Menurut literatur toleransi untuk uji disolusi vitamin c dalam waktu 45 menit harus tidak
kurang dari 75%, tetapi pada tablet vitamin c yang kami buat dalam waktu 45 menit
didapatkan hasil kurang dari 75% yaitu 25,9488%.
Adapun penyebab kesalahan hasil yang didapat terjadi disebabkan karena faktor
pengikat dan disintegran. Dimana bahan pengikat dan disintegran mempengaruhi kuat
tidaknya ikatan partikel-partikel dalam tablet tersebut sehingga mempengaruhi pula
kemudahan cairan untuk masuk berpenetrasi ke dalam lapisan difusi tablet menembus
ikatan-ikatan dalam tablet tersebut. Dalam hal ini pemilihan bahan pengikat, disintegran
dan bobot dari penggunaan bahan pengikat dan disintegran sangat berpengaruh terhadap
laju disolusi. Selain itu penyebab lain yang mungkin adalah formulasi dari sediaan tablet
yang kurang baik. Faktor formulasi yang mempengaruhi laju disolusi diantaranya
kecepatan disintegrasi, interaksi obat dengan eksipien (bahan tambahan) dan kekerasan. 
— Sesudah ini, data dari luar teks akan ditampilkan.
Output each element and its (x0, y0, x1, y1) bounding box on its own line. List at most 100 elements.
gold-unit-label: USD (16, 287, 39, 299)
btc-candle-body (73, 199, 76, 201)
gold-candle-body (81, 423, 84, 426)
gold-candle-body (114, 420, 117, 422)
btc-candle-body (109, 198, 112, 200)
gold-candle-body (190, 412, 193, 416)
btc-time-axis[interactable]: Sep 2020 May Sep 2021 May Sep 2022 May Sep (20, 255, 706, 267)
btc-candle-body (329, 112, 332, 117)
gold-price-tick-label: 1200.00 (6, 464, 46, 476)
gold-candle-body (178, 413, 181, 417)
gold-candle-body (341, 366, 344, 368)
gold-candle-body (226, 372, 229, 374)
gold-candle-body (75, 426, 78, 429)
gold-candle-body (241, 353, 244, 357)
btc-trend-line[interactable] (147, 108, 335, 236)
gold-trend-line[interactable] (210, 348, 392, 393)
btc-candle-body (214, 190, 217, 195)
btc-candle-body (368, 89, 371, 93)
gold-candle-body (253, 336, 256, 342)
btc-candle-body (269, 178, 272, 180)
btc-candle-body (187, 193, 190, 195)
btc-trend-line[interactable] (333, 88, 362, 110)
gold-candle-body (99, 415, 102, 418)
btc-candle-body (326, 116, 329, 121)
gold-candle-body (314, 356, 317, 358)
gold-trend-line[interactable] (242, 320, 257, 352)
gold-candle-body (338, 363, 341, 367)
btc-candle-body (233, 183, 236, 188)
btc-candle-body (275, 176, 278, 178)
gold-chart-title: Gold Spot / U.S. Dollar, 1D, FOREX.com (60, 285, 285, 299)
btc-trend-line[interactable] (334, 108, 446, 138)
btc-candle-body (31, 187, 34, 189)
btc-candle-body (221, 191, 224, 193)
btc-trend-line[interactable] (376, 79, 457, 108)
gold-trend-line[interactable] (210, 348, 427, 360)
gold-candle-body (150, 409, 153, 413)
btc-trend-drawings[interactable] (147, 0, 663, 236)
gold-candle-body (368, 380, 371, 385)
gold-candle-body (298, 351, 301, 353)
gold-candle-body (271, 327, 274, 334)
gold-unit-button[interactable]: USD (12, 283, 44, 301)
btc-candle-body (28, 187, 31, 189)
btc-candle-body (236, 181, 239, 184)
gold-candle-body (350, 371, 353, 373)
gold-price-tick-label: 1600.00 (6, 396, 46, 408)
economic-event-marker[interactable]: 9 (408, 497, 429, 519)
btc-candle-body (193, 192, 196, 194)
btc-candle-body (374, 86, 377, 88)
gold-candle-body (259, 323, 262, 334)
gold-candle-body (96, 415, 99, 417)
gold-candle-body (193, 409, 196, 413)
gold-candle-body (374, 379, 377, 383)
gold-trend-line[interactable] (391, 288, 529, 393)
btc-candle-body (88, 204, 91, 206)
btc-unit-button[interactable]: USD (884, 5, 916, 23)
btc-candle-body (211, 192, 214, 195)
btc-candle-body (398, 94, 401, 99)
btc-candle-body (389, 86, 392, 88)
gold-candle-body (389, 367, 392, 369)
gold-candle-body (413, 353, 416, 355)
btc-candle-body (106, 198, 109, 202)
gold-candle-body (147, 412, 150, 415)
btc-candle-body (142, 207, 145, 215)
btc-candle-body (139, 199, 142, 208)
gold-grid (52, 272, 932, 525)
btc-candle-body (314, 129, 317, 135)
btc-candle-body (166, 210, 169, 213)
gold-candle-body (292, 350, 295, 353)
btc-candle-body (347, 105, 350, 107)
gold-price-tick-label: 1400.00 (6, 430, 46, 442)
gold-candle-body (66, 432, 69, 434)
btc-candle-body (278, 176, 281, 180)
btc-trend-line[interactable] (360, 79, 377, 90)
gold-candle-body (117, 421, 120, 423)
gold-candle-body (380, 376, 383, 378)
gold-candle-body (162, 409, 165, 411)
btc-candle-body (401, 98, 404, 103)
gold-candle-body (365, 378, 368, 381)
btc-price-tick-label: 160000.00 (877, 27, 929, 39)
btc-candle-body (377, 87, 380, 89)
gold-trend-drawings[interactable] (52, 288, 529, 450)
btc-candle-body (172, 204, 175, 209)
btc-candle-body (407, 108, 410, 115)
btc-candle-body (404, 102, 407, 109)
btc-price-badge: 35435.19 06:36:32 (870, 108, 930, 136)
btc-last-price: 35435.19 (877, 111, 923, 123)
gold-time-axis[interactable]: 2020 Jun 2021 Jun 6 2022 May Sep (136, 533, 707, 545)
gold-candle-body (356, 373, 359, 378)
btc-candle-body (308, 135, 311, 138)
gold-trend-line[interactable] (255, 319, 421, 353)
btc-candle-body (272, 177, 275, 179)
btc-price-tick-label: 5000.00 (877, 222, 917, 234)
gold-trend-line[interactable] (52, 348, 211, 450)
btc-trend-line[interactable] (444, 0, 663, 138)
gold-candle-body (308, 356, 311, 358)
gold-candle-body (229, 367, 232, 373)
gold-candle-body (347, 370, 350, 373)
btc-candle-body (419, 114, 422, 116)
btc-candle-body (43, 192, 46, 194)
Faktor lain yang menyebabkan hasil percobaan tidak akurat adalah kecepatan
pengadukan saat uji. Pengadukan mempengaruhi penyebaran partikel-partikel dan tebal
lapisan difusi sehingga memperluas permukaan partikel yang kontak dengan pelarut.
Semakin lama kecepatan pengadukan maka laju disolusi akan semakin tinggi. Pada
percobaan ini kecepatan pengadukannya rendah sehingga % disolusi yang dihasilkan pun
rendah.
Selain itu faktor-faktor kesalahan yang mungkin mempengaruhi hasil yang
diperoleh antara lain :
 Suhu larutan disolusi yang tidak konstan
 Ketidaktepatan jumlah dari medium disolusi, setelah dipipet beberapa ml
 Terjadi kesalahan pengukuran pada waktu pengambilan sampel
 Terdapat kontaminasi pada larutan sampel
 Pengenceran larutan sampel yang tidak akurat
 Kesalahan pembacaan pada penggunaan spektrofotometer.